O Corinthians é primeiro colocado em todos os recortes anunciados pelo Instituto ABC Dados.

Em Escolaridade, lidera no Ensino Fundamental com 33% (São Paulo é o segundo com 17%); no Ensino Médio com 38% (o São Paulo é o segundo com 20%); e no Ensino Superior com 40% (o São Paulo é o segundo com 19%).

No quesito Renda, Corinthians e São Paulo também dominam: até dois salários mínimos são 33% a 17%; de dois a cinco salários mínimos são 37% a 22% e acima de cinco salários mínimos são 41% a 16%.

Em Religião, a torcida do Corinthians conta com 39% dos católicos e 29% dos evangélicos, enquanto o São Paulo detém 17% a 22%.

Os resultados também colocam Corinthians e São Paulo nos dois primeiros em Gênero e Idade. Do total de homens, 39% são corintianos e 21% são-paulinos. Entre as mulheres, 35% a 17%.

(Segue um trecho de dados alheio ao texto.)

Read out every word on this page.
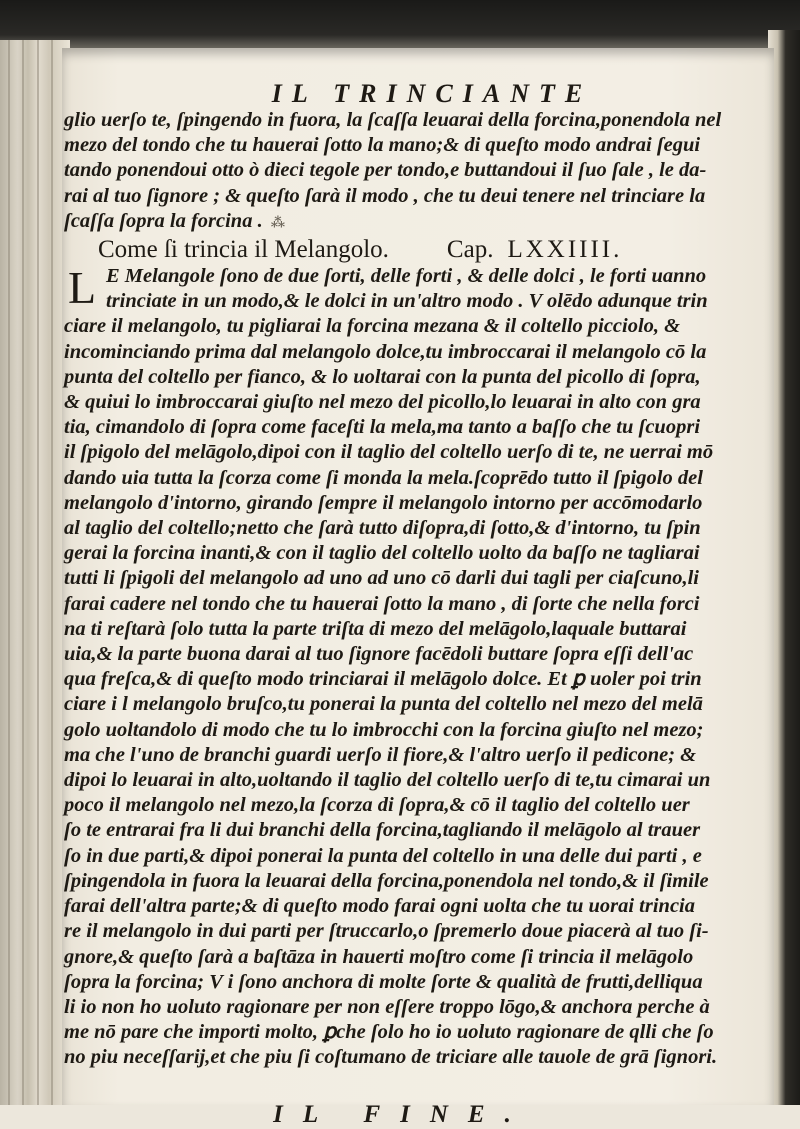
IL TRINCIANTE
glio uerſo te, ſpingendo in fuora, la ſcaſſa leuarai della forcina,ponendola nel
mezo del tondo che tu hauerai ſotto la mano;& di queſto modo andrai ſegui
tando ponendoui otto ò dieci tegole per tondo,e buttandoui il ſuo ſale , le da-
rai al tuo ſignore ; & queſto ſarà il modo , che tu deui tenere nel trinciare la
ſcaſſa ſopra la forcina . ⁂
Come ſi trincia il Melangolo. Cap. LXXIIII.
L E Melangole ſono de due ſorti, delle forti , & delle dolci , le forti uanno
trinciate in un modo,& le dolci in un'altro modo . V olēdo adunque trin
ciare il melangolo, tu pigliarai la forcina mezana & il coltello picciolo, &
incominciando prima dal melangolo dolce,tu imbroccarai il melangolo cō la
punta del coltello per fianco, & lo uoltarai con la punta del picollo di ſopra,
& quiui lo imbroccarai giuſto nel mezo del picollo,lo leuarai in alto con gra
tia, cimandolo di ſopra come faceſti la mela,ma tanto a baſſo che tu ſcuopri
il ſpigolo del melāgolo,dipoi con il taglio del coltello uerſo di te, ne uerrai mō
dando uia tutta la ſcorza come ſi monda la mela.ſcoprēdo tutto il ſpigolo del
melangolo d'intorno, girando ſempre il melangolo intorno per accōmodarlo
al taglio del coltello;netto che ſarà tutto diſopra,di ſotto,& d'intorno, tu ſpin
gerai la forcina inanti,& con il taglio del coltello uolto da baſſo ne tagliarai
tutti li ſpigoli del melangolo ad uno ad uno cō darli dui tagli per ciaſcuno,li
farai cadere nel tondo che tu hauerai ſotto la mano , di ſorte che nella forci
na ti reſtarà ſolo tutta la parte triſta di mezo del melāgolo,laquale buttarai
uia,& la parte buona darai al tuo ſignore facēdoli buttare ſopra eſſi dell'ac
qua freſca,& di queſto modo trinciarai il melāgolo dolce. Et ꝑ uoler poi trin
ciare i l melangolo bruſco,tu ponerai la punta del coltello nel mezo del melā
golo uoltandolo di modo che tu lo imbrocchi con la forcina giuſto nel mezo;
ma che l'uno de branchi guardi uerſo il fiore,& l'altro uerſo il pedicone; &
dipoi lo leuarai in alto,uoltando il taglio del coltello uerſo di te,tu cimarai un
poco il melangolo nel mezo,la ſcorza di ſopra,& cō il taglio del coltello uer
ſo te entrarai fra li dui branchi della forcina,tagliando il melāgolo al trauer
ſo in due parti,& dipoi ponerai la punta del coltello in una delle dui parti , e
ſpingendola in fuora la leuarai della forcina,ponendola nel tondo,& il ſimile
farai dell'altra parte;& di queſto modo farai ogni uolta che tu uorai trincia
re il melangolo in dui parti per ſtruccarlo,o ſpremerlo doue piacerà al tuo ſi-
gnore,& queſto ſarà a baſtāza in hauerti moſtro come ſi trincia il melāgolo
ſopra la forcina; V i ſono anchora di molte ſorte & qualità de frutti,delliqua
li io non ho uoluto ragionare per non eſſere troppo lōgo,& anchora perche à
me nō pare che importi molto, ꝑche ſolo ho io uoluto ragionare de qlli che ſo
no piu neceſſarij,et che piu ſi coſtumano de triciare alle tauole de grā ſignori.
IL FINE.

Nas faixas etárias os torcedores estão assim distribuídos: de 15 a 19 anos o Corinthians tem 45%, contra 22% do São Paulo; dos 20 a 29 anos são 39% a 24%; dos 30 aos 39 anos são 44% a 19%; dos 40 aos 49 anos são 34% a 23%; dos 50 aos 59 anos são 33% a 13% (o Palmeiras é o segundo com 15%); e de 60 anos ou mais são 25% a 10% (com santistas e palmeirenses dividindo o segundo lugar com 11%).

Como a Capital 

A pesquisa do Instituto ABC Dados foi realizada entre os dias 11 e 15 de janeiro. Os resultados gerais não surpreendem quando se considera o referencial tão próximo da cidade de São Paulo, analisada pelo Datafolha em fevereiro de 2017: são 36% de torcedores do Corinthians, 19% do São Paulo, 12% do Palmeiras e 5% do Santos. O Flamengo aparece em quinto lugar com 2% dos torcedores na Capital, enquanto 24% disseram não ter time de preferência.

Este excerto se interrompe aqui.